Finally, if implanted in the lower wall or sides of the rumen or reticulum, foreign bodies may carry with them infectious agents and set up localised or generalised peritonitis.

Early diagnosis is a matter of great difficulty, as it can only rest on the diaphragmatic disturbance or on the symptoms of peritonitis.

Lesions. Small-sized sharp bodies cause lesions of trifling extent, which in most cases are only indicated by retardation of movement of the gastric compartments, between which and the diaphragm, and between the diaphragm and the posterior portions of the lung, various adhesions are set up. In such cases the peripheral inflammation ends by producing a fibrous sleeve, which prevents the pleural cavity becoming infected. Other cases show patches of adhesive peritonitis or signs of generalised peritonitis, the real cause of which often evades discovery during life.
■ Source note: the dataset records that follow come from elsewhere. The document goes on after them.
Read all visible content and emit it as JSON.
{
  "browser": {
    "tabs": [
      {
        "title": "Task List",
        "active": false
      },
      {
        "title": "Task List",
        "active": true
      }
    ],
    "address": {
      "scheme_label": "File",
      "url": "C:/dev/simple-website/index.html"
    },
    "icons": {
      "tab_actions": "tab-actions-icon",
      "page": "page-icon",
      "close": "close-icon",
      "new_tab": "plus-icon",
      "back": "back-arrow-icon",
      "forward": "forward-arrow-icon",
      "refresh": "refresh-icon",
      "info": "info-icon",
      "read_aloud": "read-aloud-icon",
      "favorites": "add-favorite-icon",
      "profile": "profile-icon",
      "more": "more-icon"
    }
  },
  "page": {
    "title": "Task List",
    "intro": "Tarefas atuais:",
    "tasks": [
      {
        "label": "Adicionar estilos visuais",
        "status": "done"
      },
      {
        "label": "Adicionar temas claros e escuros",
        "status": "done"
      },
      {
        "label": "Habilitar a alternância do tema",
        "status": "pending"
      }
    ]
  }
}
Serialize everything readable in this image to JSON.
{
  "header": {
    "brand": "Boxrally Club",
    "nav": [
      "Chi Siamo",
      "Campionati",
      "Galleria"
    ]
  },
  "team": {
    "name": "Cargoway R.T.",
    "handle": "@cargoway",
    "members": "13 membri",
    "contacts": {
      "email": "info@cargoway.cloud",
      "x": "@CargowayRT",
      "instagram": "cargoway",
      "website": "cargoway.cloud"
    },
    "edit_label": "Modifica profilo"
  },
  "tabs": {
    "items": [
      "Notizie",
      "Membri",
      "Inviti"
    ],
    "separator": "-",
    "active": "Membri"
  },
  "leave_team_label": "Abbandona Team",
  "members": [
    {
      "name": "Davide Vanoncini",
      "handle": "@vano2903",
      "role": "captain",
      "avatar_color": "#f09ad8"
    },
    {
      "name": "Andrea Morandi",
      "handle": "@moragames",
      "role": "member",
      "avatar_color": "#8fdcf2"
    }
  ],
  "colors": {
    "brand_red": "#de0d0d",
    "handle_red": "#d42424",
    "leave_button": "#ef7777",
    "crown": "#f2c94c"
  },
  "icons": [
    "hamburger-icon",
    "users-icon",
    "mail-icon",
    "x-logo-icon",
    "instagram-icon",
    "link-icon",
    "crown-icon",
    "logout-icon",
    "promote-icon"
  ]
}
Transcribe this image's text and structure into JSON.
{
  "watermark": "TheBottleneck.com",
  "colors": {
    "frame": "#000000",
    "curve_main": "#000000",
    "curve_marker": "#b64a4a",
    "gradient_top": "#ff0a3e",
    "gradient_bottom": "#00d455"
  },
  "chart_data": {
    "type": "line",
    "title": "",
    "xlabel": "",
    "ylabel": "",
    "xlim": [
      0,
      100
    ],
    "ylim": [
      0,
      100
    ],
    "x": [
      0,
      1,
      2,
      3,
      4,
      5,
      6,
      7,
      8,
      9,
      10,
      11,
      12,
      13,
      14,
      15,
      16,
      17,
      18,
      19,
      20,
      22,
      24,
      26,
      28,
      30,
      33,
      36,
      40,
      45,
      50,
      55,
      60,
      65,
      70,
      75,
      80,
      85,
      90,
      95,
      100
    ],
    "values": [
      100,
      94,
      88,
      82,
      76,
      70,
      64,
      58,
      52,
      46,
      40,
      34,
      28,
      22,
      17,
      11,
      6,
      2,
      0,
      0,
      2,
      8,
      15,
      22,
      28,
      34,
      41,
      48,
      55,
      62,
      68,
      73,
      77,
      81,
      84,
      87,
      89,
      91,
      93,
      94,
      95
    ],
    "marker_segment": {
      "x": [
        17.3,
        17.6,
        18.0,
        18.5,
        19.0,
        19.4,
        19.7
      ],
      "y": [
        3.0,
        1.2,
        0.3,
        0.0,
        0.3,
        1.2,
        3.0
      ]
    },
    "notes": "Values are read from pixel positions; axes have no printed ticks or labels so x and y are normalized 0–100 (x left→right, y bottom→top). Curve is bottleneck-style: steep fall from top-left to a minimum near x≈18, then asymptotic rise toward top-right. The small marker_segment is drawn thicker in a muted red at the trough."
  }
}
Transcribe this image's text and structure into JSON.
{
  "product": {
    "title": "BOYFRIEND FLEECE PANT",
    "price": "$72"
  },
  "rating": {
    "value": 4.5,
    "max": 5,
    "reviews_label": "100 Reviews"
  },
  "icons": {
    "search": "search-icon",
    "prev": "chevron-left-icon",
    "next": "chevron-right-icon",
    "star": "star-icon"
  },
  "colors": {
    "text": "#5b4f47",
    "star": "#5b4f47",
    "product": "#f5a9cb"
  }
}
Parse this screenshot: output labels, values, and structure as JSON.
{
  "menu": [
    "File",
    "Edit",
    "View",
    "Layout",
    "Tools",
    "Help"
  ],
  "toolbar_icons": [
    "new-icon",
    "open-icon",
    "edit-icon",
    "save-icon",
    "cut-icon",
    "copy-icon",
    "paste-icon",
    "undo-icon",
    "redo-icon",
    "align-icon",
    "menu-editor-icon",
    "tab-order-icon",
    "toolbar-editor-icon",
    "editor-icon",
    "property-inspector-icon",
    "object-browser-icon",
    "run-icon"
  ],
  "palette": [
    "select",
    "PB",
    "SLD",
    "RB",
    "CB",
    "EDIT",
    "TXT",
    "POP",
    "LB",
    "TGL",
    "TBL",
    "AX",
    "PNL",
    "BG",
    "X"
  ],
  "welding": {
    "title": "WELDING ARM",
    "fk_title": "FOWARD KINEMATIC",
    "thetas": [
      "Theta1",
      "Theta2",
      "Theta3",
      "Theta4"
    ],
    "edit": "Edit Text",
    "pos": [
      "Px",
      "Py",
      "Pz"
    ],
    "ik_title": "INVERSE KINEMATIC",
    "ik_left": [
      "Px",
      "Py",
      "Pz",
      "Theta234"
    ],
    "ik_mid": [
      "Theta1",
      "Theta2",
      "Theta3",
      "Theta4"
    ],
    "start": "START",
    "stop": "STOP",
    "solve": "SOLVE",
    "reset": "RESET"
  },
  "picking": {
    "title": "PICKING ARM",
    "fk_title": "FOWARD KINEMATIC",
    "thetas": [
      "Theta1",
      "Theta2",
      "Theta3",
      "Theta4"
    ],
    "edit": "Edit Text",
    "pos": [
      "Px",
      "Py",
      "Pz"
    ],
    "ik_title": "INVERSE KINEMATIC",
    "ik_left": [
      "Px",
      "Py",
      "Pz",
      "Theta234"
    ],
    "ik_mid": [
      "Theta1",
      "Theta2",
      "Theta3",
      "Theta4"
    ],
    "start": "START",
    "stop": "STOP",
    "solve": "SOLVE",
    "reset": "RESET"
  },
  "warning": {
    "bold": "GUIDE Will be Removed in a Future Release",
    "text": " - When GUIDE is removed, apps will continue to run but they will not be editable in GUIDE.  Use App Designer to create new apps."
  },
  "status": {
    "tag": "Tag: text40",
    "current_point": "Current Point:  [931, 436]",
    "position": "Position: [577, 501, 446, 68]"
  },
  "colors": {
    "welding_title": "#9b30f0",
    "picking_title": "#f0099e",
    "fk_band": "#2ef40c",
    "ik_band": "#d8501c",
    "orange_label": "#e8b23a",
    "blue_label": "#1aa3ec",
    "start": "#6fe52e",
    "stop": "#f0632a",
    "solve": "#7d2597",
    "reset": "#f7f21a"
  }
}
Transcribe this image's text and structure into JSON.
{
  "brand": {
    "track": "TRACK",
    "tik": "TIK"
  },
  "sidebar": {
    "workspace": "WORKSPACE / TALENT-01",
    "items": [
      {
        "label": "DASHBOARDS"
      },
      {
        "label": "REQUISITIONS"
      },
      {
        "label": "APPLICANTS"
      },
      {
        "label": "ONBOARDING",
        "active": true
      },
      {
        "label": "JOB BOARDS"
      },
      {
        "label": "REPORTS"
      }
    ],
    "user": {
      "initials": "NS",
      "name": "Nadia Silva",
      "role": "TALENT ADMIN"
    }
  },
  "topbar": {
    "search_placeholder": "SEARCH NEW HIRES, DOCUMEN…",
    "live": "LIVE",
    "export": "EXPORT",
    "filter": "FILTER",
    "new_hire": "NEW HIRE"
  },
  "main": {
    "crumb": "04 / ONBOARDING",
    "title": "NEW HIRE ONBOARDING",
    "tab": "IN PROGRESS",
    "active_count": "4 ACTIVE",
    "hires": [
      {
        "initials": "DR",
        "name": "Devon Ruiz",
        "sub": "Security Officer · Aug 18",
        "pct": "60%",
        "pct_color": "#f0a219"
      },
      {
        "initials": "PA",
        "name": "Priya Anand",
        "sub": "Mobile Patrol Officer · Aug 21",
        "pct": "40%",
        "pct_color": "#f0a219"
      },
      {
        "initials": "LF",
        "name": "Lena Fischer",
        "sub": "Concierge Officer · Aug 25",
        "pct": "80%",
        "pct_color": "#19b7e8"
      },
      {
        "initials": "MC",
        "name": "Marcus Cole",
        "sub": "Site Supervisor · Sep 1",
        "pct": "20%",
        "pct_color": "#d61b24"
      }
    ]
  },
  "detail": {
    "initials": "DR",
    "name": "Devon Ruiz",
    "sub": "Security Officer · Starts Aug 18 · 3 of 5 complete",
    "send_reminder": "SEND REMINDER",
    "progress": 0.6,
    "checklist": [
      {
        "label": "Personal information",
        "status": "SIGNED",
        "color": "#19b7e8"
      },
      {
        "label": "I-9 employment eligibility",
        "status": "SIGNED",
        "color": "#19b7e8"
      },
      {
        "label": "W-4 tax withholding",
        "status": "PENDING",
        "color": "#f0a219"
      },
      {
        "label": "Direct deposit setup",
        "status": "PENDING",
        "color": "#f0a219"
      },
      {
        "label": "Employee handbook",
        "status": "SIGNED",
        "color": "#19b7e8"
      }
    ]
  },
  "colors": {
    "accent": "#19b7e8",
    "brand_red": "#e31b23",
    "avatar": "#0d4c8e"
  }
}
Treatment. Gastrotomy is the sole means of effecting a cure, but we are forced to admit that it only gives good results when the operator knows what he is trying to find. Without this information he acts in the dark, is obliged to abandon himself to chance, and although luck sometimes favours him, it more often leaves him in the lurch.

(3.) Foreign bodies pointed at both ends. Bodies like needles, pins, straight fragments of iron wire, knitting needles and broken hairpins, become implanted in the gastric walls and travel in the most diverse directions, in obedience to the varied movements of the organ injured. They produce results similar to those just described. Most frequently they fall into the lower part of the gastric compartments, pass near the ensiform cartilage, between the pleura and the triangularis sterni into the thickness of this muscle, or into the mediastinum, and there produce either an abscess in the region of the ensiform cartilage, an abscess of the thoracic wall, or a collection of pus in the subpericardial or subpleural region (pseudo-pericarditis). They may even reach the pericardium, causing pericarditis, and sometimes, when adhesions are set up between the heart and pericardial sac, carditis.

By deviating to the right or left, the foreign body may produce pleurisy or even pneumonia. If it moves towards the right, it involves the liver and produces suppurative hepatitis; if to the left, suppurative splenitis. Travelling in a downward direction, it encounters the abdominal wall, and after producing an abscess may be eliminated; passing backwards, it falls into the peritoneum, and may lead to peritonitis. In those exceptional cases in which foreign bodies reach the abomasum they generally become implanted towards the greater curvature, producing in the abdominal wall an abscess which breaks externally, and through which the foreign body is discharged; gastric fistula is then a common sequel.

The symptoms vary, according to the complications. The earliest comprise digestive disturbance, which coincides with the passage of the sharp object through the rumen or reticulum, and depends on whether such passage produces local peritonitis and pain, rendering movement of these compartments impossible. Later, when the diaphragm has been penetrated, respiratory disturbance occurs, and is succeeded by apparent improvement, which in its turn may be followed by the occurrence of pericarditis, pleurisy, or abscess formation.

In other cases where suppurative hepatitis or splenitis, or even peritonitis may be present, the symptoms are extremely vague and very difficult to refer to their real cause.

Diagnosis is difficult, unless the owner is able to supply exact information that at some previous time the animal had swallowed such and such an object.

The prognosis is grave, though cases occur where a foreign body is tolerated, and may for a long time be retained without producing accidents.